Les relations entre la Tunisie et la Libye traversent une période de fortes tensions à la suite d’un incident aussi inhabituel qu’inattendu : la condamnation d’un citoyen libyen, Wassim Chakma, à cinq ans de prison ferme pour avoir transporté 150 kg de couscous.
Cette peine, jugée disproportionnée en Libye, a déclenché une vague de représailles contre les ressortissants tunisiens, dont une cinquantaine ont été arrêtés sous prétexte de lutte contre la contrebande, comme le révèle Mostafa Abdelkebir, président de l’Observatoire tunisien des Droits de l’Homme.
Sur les réseaux sociaux, le débat fait rage. Les Libyens défendent leurs mesures de rétorsion tandis que de nombreux Tunisiens reconnaissent le caractère excessif de la condamnation de Chakma. Certains proches du régime tunisien justifient cependant cette décision en rappelant que « le couscous est compensé par l’État » et donc principalement destiné aux citoyens tunisiens, un argument fragile face à la réalité du commerce transfrontalier.
Un conflit enraciné dans l’économie informelle
Cette affaire de couscous n’est que la partie visible d’un problème bien plus profond. Le commerce informel entre les deux pays constitue depuis des décennies une source de revenus essentielle pour des milliers de familles de part et d’autre de la frontière. Les autorités libyennes ont récemment intensifié la lutte contre la contrebande de carburant, saisissant de nombreux véhicules tunisiens aux réservoirs modifiés pour transporter davantage d’essence, bien moins chère en Libye qu’en Tunisie.
L’instabilité politique en Libye depuis la chute de Kadhafi en 2011 complique encore la situation. L’absence d’un État central fort et la présence de groupes armés contrôlant certaines zones frontalières rendent imprévisibles les décisions des autorités libyennes et fragilisent la coopération bilatérale, chaque pays privilégiant une approche coercitive au risque d’aggraver les tensions.
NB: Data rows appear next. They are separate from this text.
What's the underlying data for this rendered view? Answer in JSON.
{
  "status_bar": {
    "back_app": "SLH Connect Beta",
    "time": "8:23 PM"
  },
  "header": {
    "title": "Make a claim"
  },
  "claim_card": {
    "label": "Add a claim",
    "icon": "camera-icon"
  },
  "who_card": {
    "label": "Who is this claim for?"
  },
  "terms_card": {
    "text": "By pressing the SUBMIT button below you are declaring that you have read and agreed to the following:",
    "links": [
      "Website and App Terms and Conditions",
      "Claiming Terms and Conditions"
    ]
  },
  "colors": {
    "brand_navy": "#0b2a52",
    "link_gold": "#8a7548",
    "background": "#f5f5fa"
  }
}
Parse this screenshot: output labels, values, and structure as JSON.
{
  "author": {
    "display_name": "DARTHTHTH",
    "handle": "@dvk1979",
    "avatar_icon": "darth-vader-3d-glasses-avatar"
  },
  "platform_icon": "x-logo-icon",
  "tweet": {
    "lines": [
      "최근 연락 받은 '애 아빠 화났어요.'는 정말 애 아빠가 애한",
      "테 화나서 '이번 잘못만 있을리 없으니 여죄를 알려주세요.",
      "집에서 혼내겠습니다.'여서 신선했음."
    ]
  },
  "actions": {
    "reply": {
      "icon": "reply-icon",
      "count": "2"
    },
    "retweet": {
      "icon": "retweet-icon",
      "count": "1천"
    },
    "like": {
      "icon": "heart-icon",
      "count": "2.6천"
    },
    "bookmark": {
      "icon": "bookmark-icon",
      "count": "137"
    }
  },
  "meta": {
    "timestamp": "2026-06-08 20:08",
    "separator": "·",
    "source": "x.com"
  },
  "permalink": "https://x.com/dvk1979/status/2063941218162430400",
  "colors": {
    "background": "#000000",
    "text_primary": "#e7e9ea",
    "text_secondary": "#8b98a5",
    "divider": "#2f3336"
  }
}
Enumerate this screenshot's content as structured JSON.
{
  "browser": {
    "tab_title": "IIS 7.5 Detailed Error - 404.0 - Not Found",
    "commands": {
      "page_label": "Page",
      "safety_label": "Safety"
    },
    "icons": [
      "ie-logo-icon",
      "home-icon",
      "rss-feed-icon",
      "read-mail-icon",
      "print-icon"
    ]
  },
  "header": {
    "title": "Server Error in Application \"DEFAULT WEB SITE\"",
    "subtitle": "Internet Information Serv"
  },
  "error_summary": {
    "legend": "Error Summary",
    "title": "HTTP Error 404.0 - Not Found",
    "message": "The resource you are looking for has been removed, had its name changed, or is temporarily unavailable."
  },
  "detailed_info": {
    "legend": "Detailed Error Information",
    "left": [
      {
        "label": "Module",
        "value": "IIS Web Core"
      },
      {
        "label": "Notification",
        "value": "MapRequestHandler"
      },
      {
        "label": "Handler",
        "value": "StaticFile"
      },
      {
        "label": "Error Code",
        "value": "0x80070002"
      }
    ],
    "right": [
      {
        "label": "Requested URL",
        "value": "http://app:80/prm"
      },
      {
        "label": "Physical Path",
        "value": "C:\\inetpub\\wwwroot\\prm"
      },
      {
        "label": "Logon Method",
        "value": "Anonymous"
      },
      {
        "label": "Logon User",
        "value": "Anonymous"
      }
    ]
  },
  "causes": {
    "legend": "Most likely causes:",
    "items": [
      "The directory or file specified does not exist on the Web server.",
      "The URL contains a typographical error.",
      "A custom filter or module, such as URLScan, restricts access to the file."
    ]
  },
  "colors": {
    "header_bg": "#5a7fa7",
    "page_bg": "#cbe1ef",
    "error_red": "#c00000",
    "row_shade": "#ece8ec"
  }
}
Vers une solution diplomatique
Face à cette escalade dangereuse, seul un dialogue renouvelé pourrait apaiser les tensions. Une révision de la condamnation de Wassim Chakma constituerait un premier pas, mais l’équilibre sera difficile à trouver entre la souveraineté juridique et le pragmatisme économique nécessaire dans cette région où l’économie informelle reste vitale pour de nombreuses familles des deux côtés de la frontière.